Budgetary Impact and Cost Drivers of Drugs for Rare and Ultrarare Diseases.

Objectives: To review recent studies reporting health care expenditures (budgetary impact) for orphan medicinal products (OMPs) in Europe and to contribute to our understanding of the cost drivers of nononcological OMPs by means of an empirical analysis in Germany.

Methods: A systematic search for relevant studies on rare diseases was conducted in PubMed and Embase (until December 2016). In addition, annual treatment costs of nononcological OMPs in Germany were analyzed with respect to five explanatory variables: total prevalence of disease, prevalence with added benefit, availability of alternative treatments for the same indication, extent/probability of treatment benefit, and evidence for a treatment effect on mortality.
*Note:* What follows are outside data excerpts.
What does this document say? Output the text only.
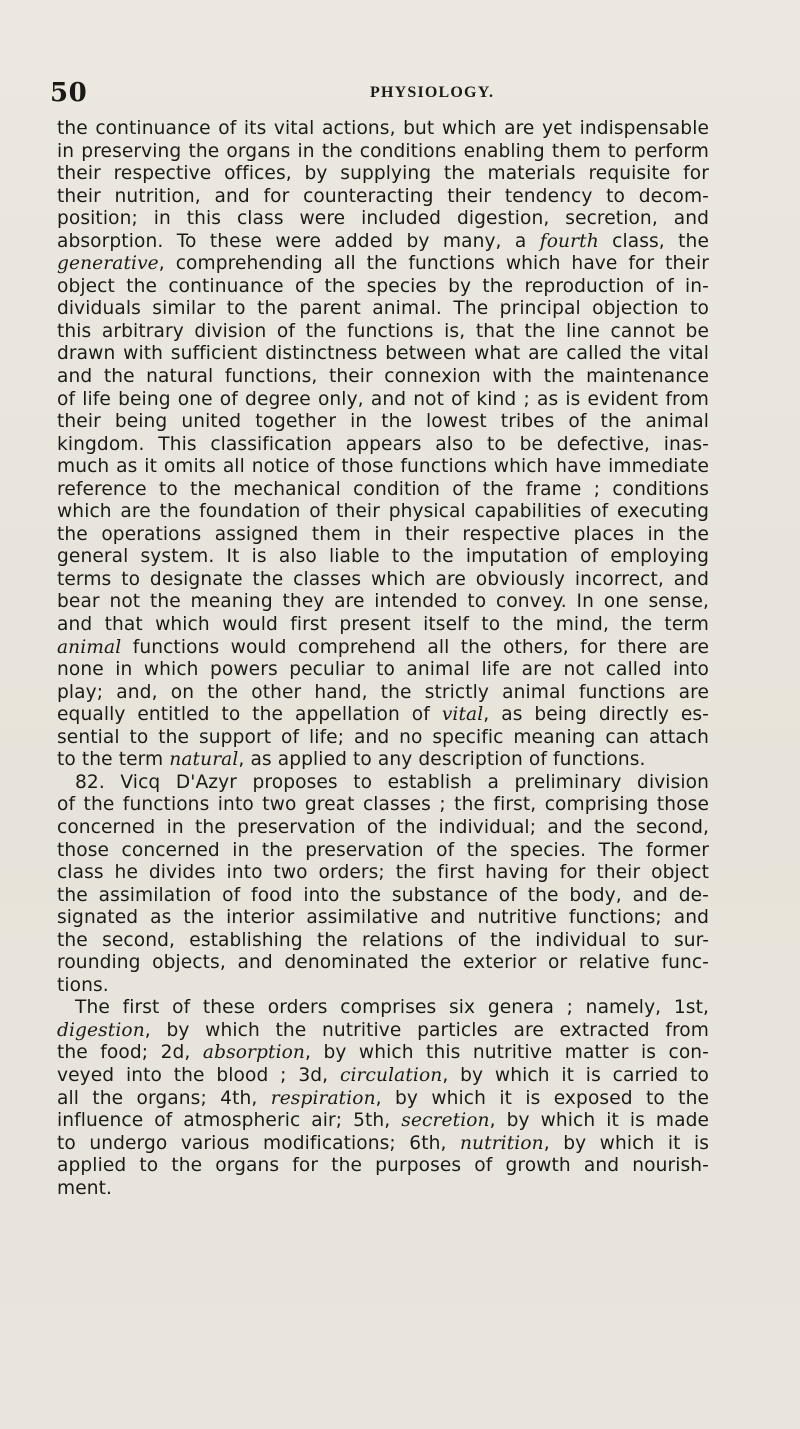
50	PHYSIOLOGY.

the continuance of its vital actions, but which are yet indispensable
in preserving the organs in the conditions enabling them to perform
their respective offices, by supplying the materials requisite for
their nutrition, and for counteracting their tendency to decom-
position; in this class were included digestion, secretion, and
absorption. To these were added by many, a fourth class, the
generative, comprehending all the functions which have for their
object the continuance of the species by the reproduction of in-
dividuals similar to the parent animal. The principal objection to
this arbitrary division of the functions is, that the line cannot be
drawn with sufficient distinctness between what are called the vital
and the natural functions, their connexion with the maintenance
of life being one of degree only, and not of kind ; as is evident from
their being united together in the lowest tribes of the animal
kingdom. This classification appears also to be defective, inas-
much as it omits all notice of those functions which have immediate
reference to the mechanical condition of the frame ; conditions
which are the foundation of their physical capabilities of executing
the operations assigned them in their respective places in the
general system. It is also liable to the imputation of employing
terms to designate the classes which are obviously incorrect, and
bear not the meaning they are intended to convey. In one sense,
and that which would first present itself to the mind, the term
animal functions would comprehend all the others, for there are
none in which powers peculiar to animal life are not called into
play; and, on the other hand, the strictly animal functions are
equally entitled to the appellation of vital, as being directly es-
sential to the support of life; and no specific meaning can attach
to the term natural, as applied to any description of functions.

82. Vicq D'Azyr proposes to establish a preliminary division
of the functions into two great classes ; the first, comprising those
concerned in the preservation of the individual; and the second,
those concerned in the preservation of the species. The former
class he divides into two orders; the first having for their object
the assimilation of food into the substance of the body, and de-
signated as the interior assimilative and nutritive functions; and
the second, establishing the relations of the individual to sur-
rounding objects, and denominated the exterior or relative func-
tions.

The first of these orders comprises six genera ; namely, 1st,
digestion, by which the nutritive particles are extracted from
the food; 2d, absorption, by which this nutritive matter is con-
veyed into the blood ; 3d, circulation, by which it is carried to
all the organs; 4th, respiration, by which it is exposed to the
influence of atmospheric air; 5th, secretion, by which it is made
to undergo various modifications; 6th, nutrition, by which it is
applied to the organs for the purposes of growth and nourish-
ment.
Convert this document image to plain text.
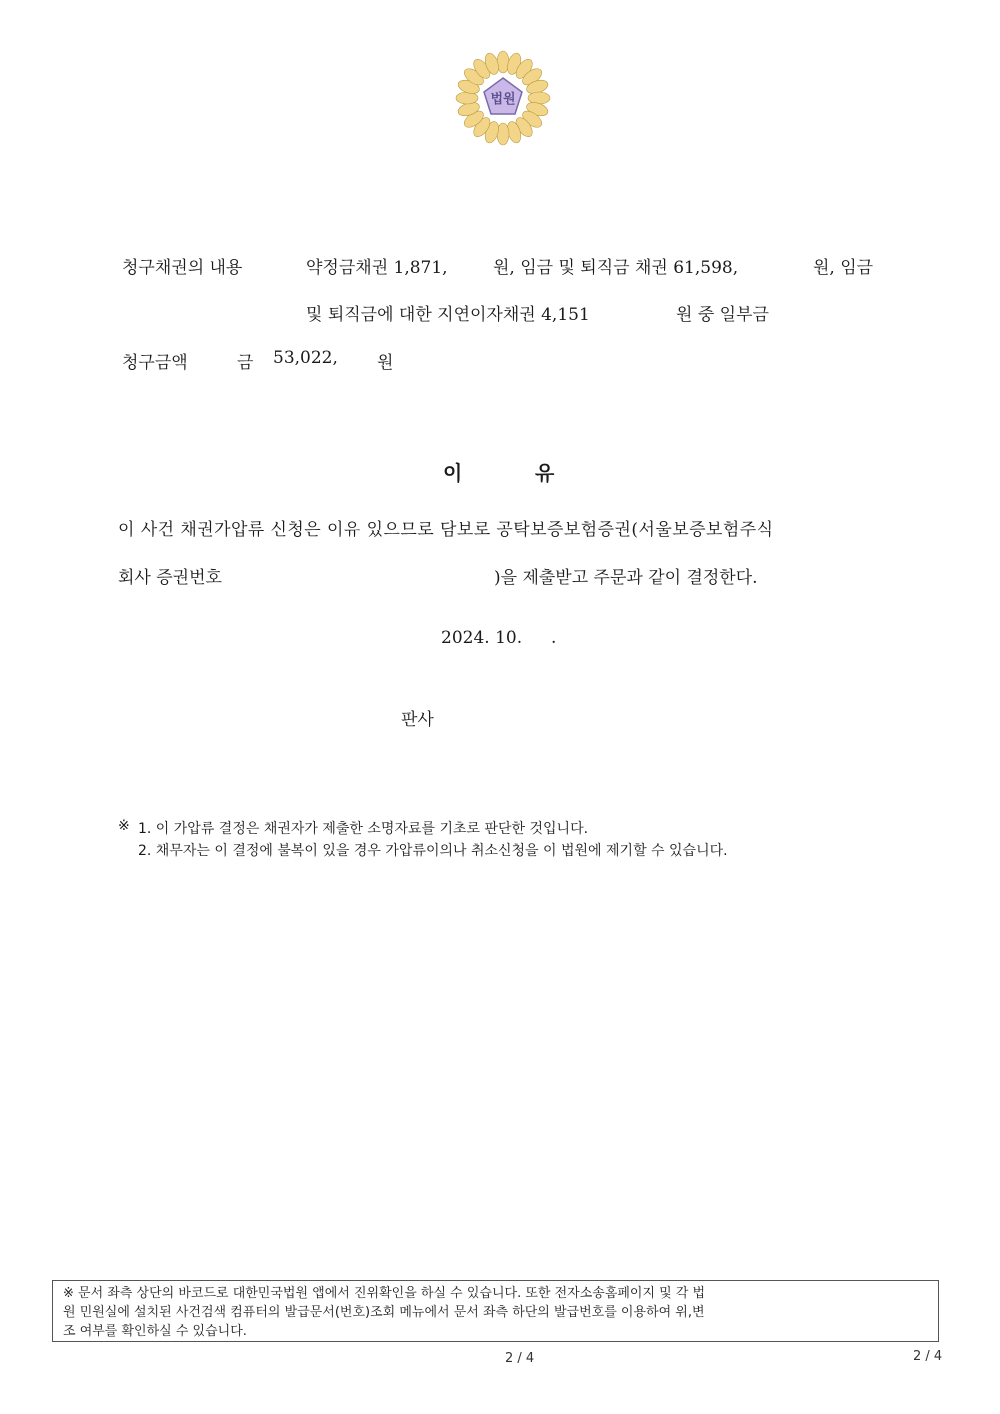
법원
청구채권의 내용	약정금채권 1,871,	원, 임금 및 퇴직금 채권 61,598,	원, 임금
및 퇴직금에 대한 지연이자채권 4,151	원 중 일부금
청구금액	금 53,022, 원
이	유
이 사건 채권가압류 신청은 이유 있으므로 담보로 공탁보증보험증권(서울보증보험주식
회사 증권번호	)을 제출받고 주문과 같이 결정한다.
2024. 10. .
판사
※ 1. 이 가압류 결정은 채권자가 제출한 소명자료를 기초로 판단한 것입니다.
2. 채무자는 이 결정에 불복이 있을 경우 가압류이의나 취소신청을 이 법원에 제기할 수 있습니다.
※ 문서 좌측 상단의 바코드로 대한민국법원 앱에서 진위확인을 하실 수 있습니다. 또한 전자소송홈페이지 및 각 법
원 민원실에 설치된 사건검색 컴퓨터의 발급문서(번호)조회 메뉴에서 문서 좌측 하단의 발급번호를 이용하여 위,변
조 여부를 확인하실 수 있습니다.
2 / 4	2 / 4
Results: A total of nine studies with specific estimates of the budget impact of OMPs for a total of 11 countries were identified; one study addressed specifically ultrarare diseases. Annual per-capita spending for OMPs ranges from €1.32 in Latvia to €16 in France. Per-patient annual treatment costs vary between €27,811 and €1,647,627 in Germany. On the basis of the German data set, the regression analysis shows that log prevalence has a significant inverse relationship with log annual treatment cost. In this model, doubling the prevalence leads to a 43% decrease in annual treatment cost.

Conclusions: Despite per-patient annual treatment costs ranging up to several hundreds of thousands of euros for some OMPs, per-capita spending for OMPs is relatively small. In this study an inverse relationship between prevalence and annual treatment costs was found.